Regarding American troops and Iran, “don’t be surprised if there are boots on the ground this weekend. On an island,” said @MarkHalperin to @JonathanVSwan on Friday evening’s 2WAY TONIGHT. Said Jonathan, “I will be very surprised. Like my head will fall off.” To which Mark… pic.twitter.com/jXwZSakhrl
— 2WAY (@2waytvapp) July 18, 2026
Iran’s Dangerous Escalation
Another attack this morning as CENTCom ended its seventh day straight of bombardment.
🇯🇴🇮🇷 A fresh attack from Iran has reportedly hit a U.S base in Jordan
It comes hours after their overnight attack on Jordan’s Muwaffaq Salti Airbase saw Patriot interceptors fail to stop missiles from hitting it
The airbase is a major staging post for the U.S Air Force in the… pic.twitter.com/4TIyK5ThDO
— Mario Nawfal (@MarioNawfal) July 18, 2026
The scariest theory about Iran’s Gulf barrages isn’t that they’re missing. It’s that the missing might be the point.
Watch the pattern rather than the damage reports.
- Iran keeps sending waves of missiles and drones at the same American-hosted bases in Bahrain, Kuwait, Qatar, and Jordan, night after night.
- Most get intercepted.
- That looks like a failure until you count what the intercepting costs.
- Every Patriot fired to down a cheap drone burns a million-dollar interceptor that takes years to replace.
- The U.S. can’t produce them fast enough even for Ukraine. Iran’s drones are cheap, and its missile stockpile is deep.
- So each “successful” defense drains a magazine that cannot be refilled at the speed it’s being emptied.
That’s the attrition logic. Exhaust the shield with volume; then the wave that matters arrives against thinner defenses.
Whether Iran is actually running this playbook is unconfirmed, but the math explains why every intercepted salvo isn’t quite the win it appears to be. Source: AP, CBS,WSJ / Writer: Daniel
The previous assault
Prior to this, Iran launched ballistic missiles targeting U.S. and allied military facilities in Jordan, including strikes on the Prince Hassan Air Base and the Muwaffaq Salti Air Base. Iran claimed to have destroyed command and control centers and drone hangars, though Jordan’s air defenses intercepted the majority of the missiles, with no casualties reported.
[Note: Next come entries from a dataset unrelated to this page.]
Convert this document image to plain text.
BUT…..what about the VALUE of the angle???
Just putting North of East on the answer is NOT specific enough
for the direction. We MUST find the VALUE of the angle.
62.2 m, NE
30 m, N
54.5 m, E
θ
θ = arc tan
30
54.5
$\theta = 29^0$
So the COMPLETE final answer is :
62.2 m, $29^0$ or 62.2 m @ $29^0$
Some US military personnel were reportedly injured, according to CBS News.
The Jordanian government strongly condemned the Iranian attacks, calling them a brutal escalation, a violation of national sovereignty, and a gross breach of the UN charter.
Tehran has explicitly claimed to target US military installations at facilities such as the Muwaffaq Salti Air Base in Al-Azraq and the Prince Hassan Air Base. However, Jordanian military officials maintain that these attacks were aimed at purely Jordanian sovereign territory and deny hosting US military strike operations against Iran.
Iran is willing to start a large-scale war.
How does the US get out of this war? The 2-to 4-week war didn’t work.